Tom Larkworthy 2025-06-30 06:05:56 Been working on trying to help the reader understand the computational graph a bit more. Also trying to improve the UX a bit. Now the dependancies are show under each cell, but the edit menu has to be enabled first so its less annoying if you are jsut reading. Clicking the links take you to the cell. Thanks Konrad Hinsen for the push 🙂 . WIP coz it does not link across module imports yet, or built in functions.
Tom Larkworthy 2025-07-02 07:03:39 Trying to help map the cell structure of a reactive runtime. WIP this is overwhelming but it looks pretty. The clumps are modules. The concentrated rainbow arc is pointing at the stdlib. It does communicate the intense collaberation inside a module and the sparse connections between modules though.

Tom Larkworthy 2025-07-03 20:11:46 So I got somewhat mesmerised by this and it doesn't explain the variable <-> cell
relation at all, but it looked too magical not to use. So now its a fancy index. Clicking will open the cell under the mouse. Coloring the modules has worked well, I would like to extend the color codes to the module tabs as well to help correlate the concept that a tab is a module, but I can't fall too deep into this hole just yet. I need a graphic to explain cells and this ain't it.
Tom Larkworthy 2025-07-05 18:21:42 ok so this I think is closer to at least depicting that some reactive variables are bundled (the fat lines). Its a closeup of the earlier chart. The variable on the left has all its dependancies unrolled. Reminds me of the tube map. Every dot is a hyperlink that takes you to the cell.
I keep hearing transclusion in the literature, I thought I wasn't really doing transclusion because they are real links, but because the links don't navigate the top view I guess they are transclusion actually.
Paul Tarvydas 2025-07-06 08:08:04 If you care to spend time further expanding on this, I need more hand-holding. There are 4 shapes - circles, squares, triangles, plus signs. There are 3 kinds of lines - solid, dashed, fat. There are several colours - orange, blue, green, red. And there's black text. My knee-jerk reaction is that each of these has a separate meaning, which I don't grok yet.
Tom Larkworthy 2025-07-06 08:16:29 I am so glad you said that! The main point of this visualization is to provoke the reader into noticing a knowledge gap of the programming model. Those cells are clickable, so without that interaction part you can't close that gap autonomously.

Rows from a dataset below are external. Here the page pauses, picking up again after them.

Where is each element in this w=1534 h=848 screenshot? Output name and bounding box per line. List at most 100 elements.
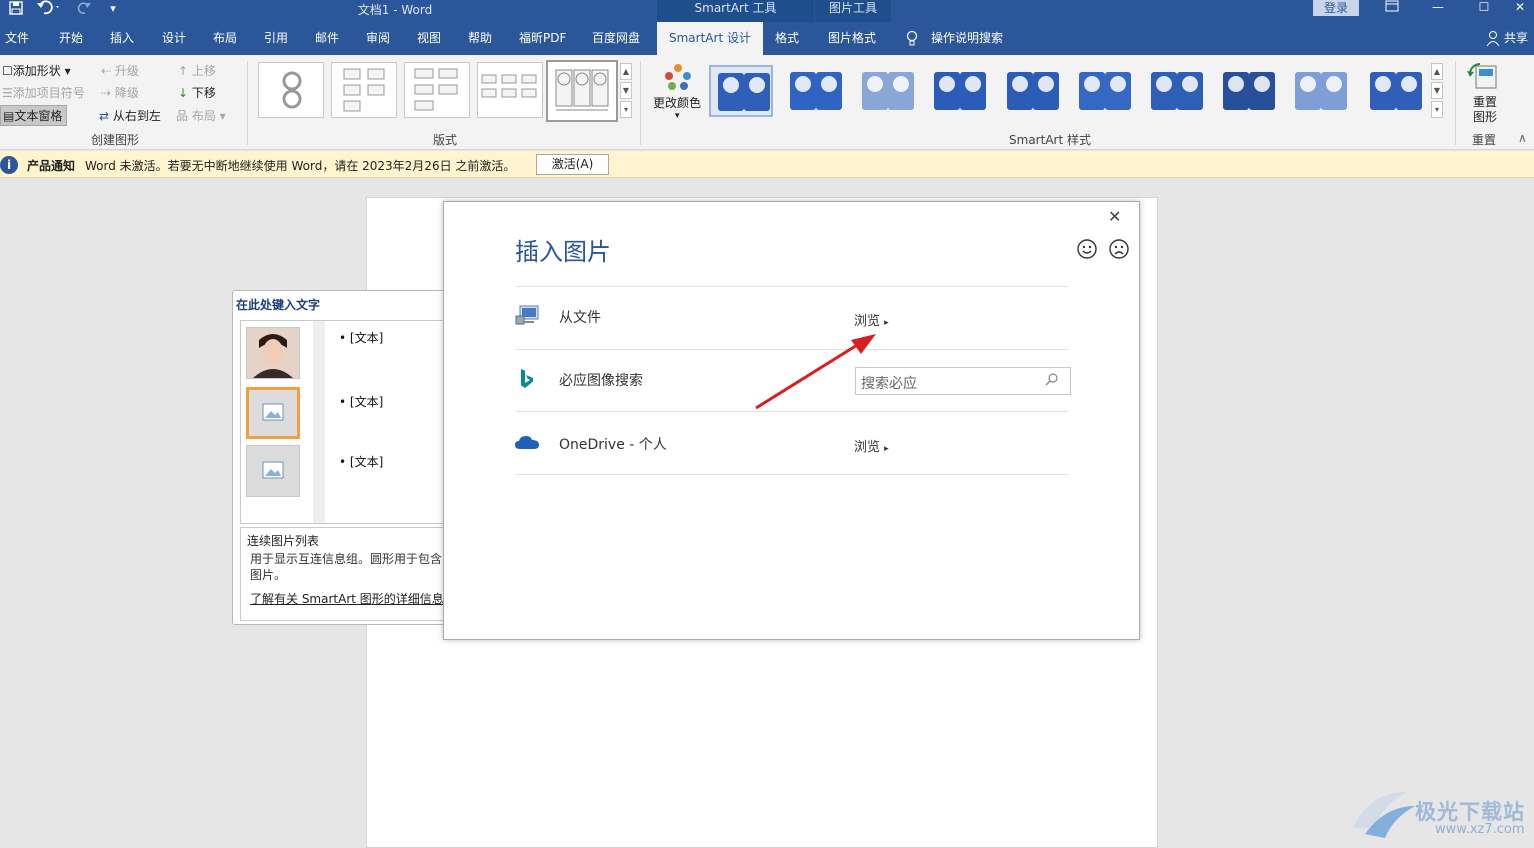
layouts-scroll-down-icon[interactable]: ▼: [620, 82, 632, 99]
layouts-more-icon[interactable]: ▾: [620, 101, 632, 118]
layout-thumb-3[interactable]: [404, 62, 470, 118]
arrow-up-icon: ↑: [178, 64, 192, 78]
style-card-shape: [816, 72, 842, 110]
add-bullet-button[interactable]: ☰添加项目符号: [2, 84, 85, 101]
style-card-shape: [888, 72, 914, 110]
from-file-browse-link[interactable]: 浏览 ▸: [854, 310, 889, 329]
text-pane-button[interactable]: ▤文本窗格: [0, 105, 68, 126]
window-title: 文档1 - Word: [357, 3, 433, 17]
tab-layout[interactable]: 布局: [213, 22, 237, 55]
tab-help[interactable]: 帮助: [468, 22, 492, 55]
layout-thumb-2[interactable]: [331, 62, 397, 118]
customize-icon[interactable]: ▾: [106, 0, 120, 18]
smartart-style-4[interactable]: [926, 65, 990, 117]
smartart-style-1[interactable]: [709, 65, 773, 117]
maximize-icon[interactable]: ☐: [1469, 0, 1499, 16]
tab-baidu-netdisk[interactable]: 百度网盘: [592, 22, 640, 55]
smartart-style-2[interactable]: [782, 65, 846, 117]
tab-file[interactable]: 文件: [5, 22, 29, 55]
style-card-circle: [821, 76, 837, 92]
person-photo-icon: [247, 328, 299, 378]
style-card-circle: [1156, 76, 1172, 92]
tab-foxit-pdf[interactable]: 福昕PDF: [519, 22, 566, 55]
layouts-scroll-up-icon[interactable]: ▲: [620, 63, 632, 80]
description-body: 用于显示互连信息组。圆形用于包含图片。: [250, 552, 443, 582]
text-pane-title: 在此处键入文字: [236, 298, 321, 312]
insert-picture-dialog: ✕ 插入图片 从文件 浏览 ▸ 必应图像搜索 搜索必应 OneDrive - 个…: [443, 201, 1140, 640]
tab-format[interactable]: 格式: [775, 22, 799, 55]
style-card-circle: [965, 76, 981, 92]
layout-thumb-1[interactable]: [258, 62, 324, 118]
style-card-shape: [1033, 72, 1059, 110]
ribbon-display-icon[interactable]: [1377, 0, 1407, 16]
text-pane-bullet[interactable]: • [文本]: [339, 329, 383, 346]
text-pane-bullet[interactable]: • [文本]: [339, 393, 383, 410]
undo-icon[interactable]: [34, 0, 64, 18]
styles-scroll-up-icon[interactable]: ▲: [1431, 63, 1443, 80]
smartart-style-9[interactable]: [1287, 65, 1351, 117]
tab-view[interactable]: 视图: [417, 22, 441, 55]
onedrive-label: OneDrive - 个人: [559, 437, 667, 453]
tab-smartart-design[interactable]: SmartArt 设计: [657, 22, 763, 55]
smartart-help-link[interactable]: 了解有关 SmartArt 图形的详细信息: [250, 590, 444, 607]
move-down-button[interactable]: ↓ 下移: [178, 84, 216, 101]
layout-button[interactable]: 品 布局 ▾: [176, 107, 226, 124]
text-pane-bullet[interactable]: • [文本]: [339, 453, 383, 470]
style-card-circle: [1084, 76, 1100, 92]
rtl-icon: ⇄: [99, 109, 113, 123]
share-button[interactable]: 共享: [1504, 22, 1528, 55]
smartart-style-7[interactable]: [1143, 65, 1207, 117]
move-up-button[interactable]: ↑ 上移: [178, 62, 216, 79]
add-shape-button[interactable]: ☐添加形状 ▾: [2, 62, 71, 79]
tab-references[interactable]: 引用: [264, 22, 288, 55]
smartart-style-10[interactable]: [1362, 65, 1426, 117]
tell-me-search[interactable]: 操作说明搜索: [931, 22, 1003, 55]
tab-review[interactable]: 审阅: [366, 22, 390, 55]
style-card-circle: [939, 76, 955, 92]
redo-icon[interactable]: [74, 0, 94, 18]
minimize-icon[interactable]: —: [1423, 0, 1453, 16]
activate-button[interactable]: 激活(A): [536, 154, 609, 175]
styles-scroll-down-icon[interactable]: ▼: [1431, 82, 1443, 99]
smartart-style-5[interactable]: [999, 65, 1063, 117]
smartart-style-3[interactable]: [854, 65, 918, 117]
search-icon[interactable]: [1045, 372, 1059, 391]
collapse-ribbon-icon[interactable]: ∧: [1518, 131, 1527, 145]
frown-icon[interactable]: [1108, 238, 1130, 263]
onedrive-browse-link[interactable]: 浏览 ▸: [854, 436, 889, 455]
rtl-button[interactable]: ⇄ 从右到左: [99, 107, 161, 124]
style-card-circle: [795, 76, 811, 92]
demote-button[interactable]: ⇢ 降级: [101, 84, 139, 101]
smile-icon[interactable]: [1076, 238, 1098, 263]
style-card-shape: [1105, 72, 1131, 110]
text-pane-description: 连续图片列表 用于显示互连信息组。圆形用于包含图片。 了解有关 SmartArt…: [240, 527, 452, 621]
smartart-style-6[interactable]: [1071, 65, 1135, 117]
reset-graphic-button[interactable]: 重置图形: [1462, 60, 1508, 126]
picture-placeholder-icon: [262, 403, 284, 421]
tab-home[interactable]: 开始: [59, 22, 83, 55]
save-icon[interactable]: [6, 0, 26, 18]
style-card-shape: [1321, 72, 1347, 110]
promote-button[interactable]: ⇠ 升级: [101, 62, 139, 79]
login-button[interactable]: 登录: [1313, 0, 1359, 16]
style-card-shape: [1223, 72, 1249, 110]
picture-thumb-1[interactable]: [246, 327, 300, 379]
picture-thumb-3[interactable]: [246, 445, 300, 497]
layout-thumb-4[interactable]: [477, 62, 543, 118]
tab-insert[interactable]: 插入: [110, 22, 134, 55]
style-card-circle: [893, 76, 909, 92]
close-icon[interactable]: ✕: [1108, 207, 1121, 226]
layout-thumb-selected[interactable]: [546, 60, 618, 122]
picture-thumb-2[interactable]: [246, 387, 300, 439]
change-colors-button[interactable]: 更改颜色 ▾: [652, 61, 704, 129]
bing-search-input[interactable]: 搜索必应: [855, 367, 1071, 395]
watermark-logo-icon: [1353, 792, 1415, 838]
smartart-text-pane: 在此处键入文字 • [文本] • [文本] • [文本] 连续图片列表 用于显示…: [232, 290, 452, 625]
styles-more-icon[interactable]: ▾: [1431, 101, 1443, 118]
tab-mailings[interactable]: 邮件: [315, 22, 339, 55]
tab-picture-format[interactable]: 图片格式: [828, 22, 876, 55]
person-icon: [1486, 22, 1502, 55]
close-window-icon[interactable]: ✕: [1505, 0, 1534, 16]
smartart-style-8[interactable]: [1215, 65, 1279, 117]
tab-design[interactable]: 设计: [162, 22, 186, 55]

The interactive notebook is now published here observablehq.com/@tomlarkworthy/cell-map
Still, it would take a fair amount of detective work to solve it still. The programming model is written here. "Cells can be views" and "Cells can be mutables" are relevant to the symbols. The square ones are imports, you can see the cell colors change when bridging via a square. The circles are simple dataflow cells which is probably the first thing you would implement if designing a dataflow language, they are just functions (actually they can also be generators, probably that should be reflected in the symbology too as they act quite different).
📝 cellMap
computes the mapping of reactive variables to higher level notebook cells, grouped by module cellMap cellMap function You can call it with zero args to default to the current runtime, or pass in a subset of variables to extract the cell structure from just those. Visualizations visualize the cell ordering testing low-level variables in this module Utilities
📝 Observable JavaScript | Observable documentation
Everything you need to build the best data apps.
Tom Larkworthy 2025-07-06 08:17:04 [July 6th, 2025 1:08 AM] tom.larkworthy: Finished my live, navigable and interactive visualization of the Observable runtime graph. Works on both Observable and Lopecode.
• live: if you add/remove a cell the visualisation update.
• navigable: if you click a cell you are taken to the cell source (on observable this opens a new tab and scrolls to the cell)
• interactive: as you scroll though birds eye view the detailed visualization expands the dependancies of the focused cell. You can click to pin the current cell.
The overall point of this notebook is to provoke the reader into understanding the programming model and ask questions like "what is a viewof" when they try to understand the dependancy graph. Its also useful for authors to find stray dependancies and plan refactors on complex notebook networks.